Dans les pays européens – clairement, oui, et de fond en comble. Il n’y a qu’à voir l’appel intitulé «  La France a besoin d’une loi pluriannuelle de la recherche » signé de huit présidents d’université, ou encore le récent cri d’alarme du PDG de Deutsche Telekom Tim Höttges qui tous s’inquiètent du décrochage croissant des Européens. Il n’y a que quelques dirigeants politiques qui s’accrochent à une image malheureusement dépassée de nos performances. Ce que nous avons, ce sont d’exceptionnels talents bruts. Mais les systèmes de la recherche, qui ont bureaucratisé à l’extrême les processus d’attribution des fonds de recherche, qui ont encouragé un saupoudrage sans fin au niveau européen dans des consortiums kafkaïens, les salaires miséreux que nous donnons à nos meilleurs talents en font de véritables saints quand ils acceptent de rester en France ou en Europe. Il faut valoriser les talents mais, en corollaire, être d’une exigence extrême quant aux résultats – et je ne parle pas des résultats commerciaux, mais des résultats en termes d’expérimentation, de prototypes, d’innovations de rupture. Et, comme le demande courageusement le président du CNRS Antoine Petit, assumer une politique où l’on donne plus aux meilleurs. À défaut, ce seront les systèmes américains ou chinois qui prendront le large et nous imposeront de plus en plus les valeurs qui sont liées aux grandes découvertes scientifiques et technologiques.

La Joint European Disruptive Initiative (JEDI) a été moteur dans le fait que, depuis 2 ans, le sujet d’innovation de rupture soit au cœur du débat des politiques d’innovations en France, en Allemagne et en Europe. Malheureusement, les politiques lancées depuis, même si elles vont dans le bon sens, ne sont pas du tout à la hauteur de l’enjeu, il faut être capable de radicalement repenser nos méthodes. Quand on voit que JEDI doit s’appuyer sur des petits États membres européens ou sur des grandes fondations, on peut s’interroger sur l’immense responsabilité des politiques européens ou nationaux – et s’agiter en temps de crise, comme aujourd’hui, est parfois trop tard.

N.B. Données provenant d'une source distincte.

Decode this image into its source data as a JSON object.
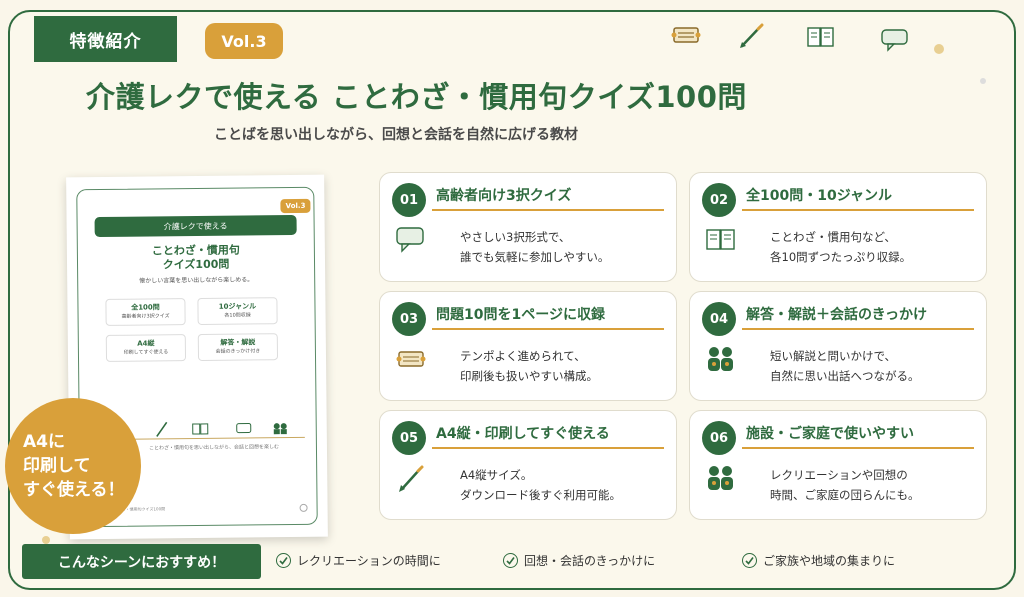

Emblématique, un grand défi que nous présentait la Darpa, l’organisation américaine dont JEDI s’inspire, mais dans un contexte civil : ils nous indiquaient voici un an que les pandémies étaient inévitables. Le grand défi qu’ils lançaient était de savoir comment produire 100 000 doses d’un vaccin en 8 semaines pour éviter une situation hors de contrôle pour tout type de virus qui apparaîtrait – un défi très difficile, bien sûr, mais absolument sidérant d’anticipation quand on voit ce qui se passe aujourd’hui. Un grand défi à 50 millions de dollars, à comparer aux dizaines ou aux centaines de milliards d’euros que la crise va nous coûter. Nous sommes, chez JEDI, curieux de voir si les politiques resteront aussi timorés qu’ils l’ont été avec nous aujourd’hui.

Les nouvelles technologies ont-elles vraiment été utiles depuis le début de l’épidémie ? On a beaucoup parlé d’intelligence artificielle : elle a, certes, prédit l’expansion du coronavirus, mais elle n’a pas encore été, à ce jour, à même d’enrayer la pandémie…

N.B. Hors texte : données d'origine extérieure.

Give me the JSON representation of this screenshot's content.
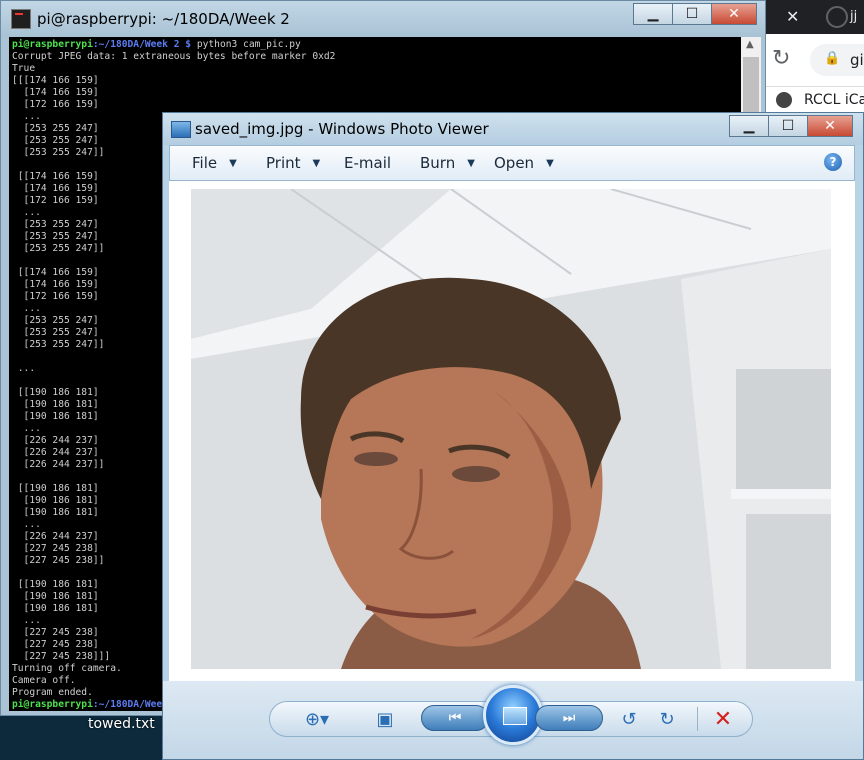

L’innovation doit être au cœur de l’anticipation de nos sociétés d’aujourd’hui. C’est la seule manière, dans un monde qui est de plus en plus imprévisible, à la fois de préparer l’avenir et d’avoir un impact sur le monde qui nous entoure. C’est donc au cœur de l’humanité de nos sociétés et doit être au cœur de nos politiques publiques. Très concrètement, l’IA aurait permis voici quelques semaines au MIT d’identifier un super-antibiotique que la recherche humaine n’a pas permis d’identifier, et probablement d’anticiper la progression du virus notamment dans des systèmes urbains et de mobilités internationales très complexes. Enfin, n’oublions pas le digital qui permet aux organisations de continuer à travailler grâce au télétravail. Il est indéniable que le virus va, là aussi, accélérer une tendance de fond puissante.

Estimez-vous qu’il est nécessaire de muscler la culture scientifique de nos dirigeants ?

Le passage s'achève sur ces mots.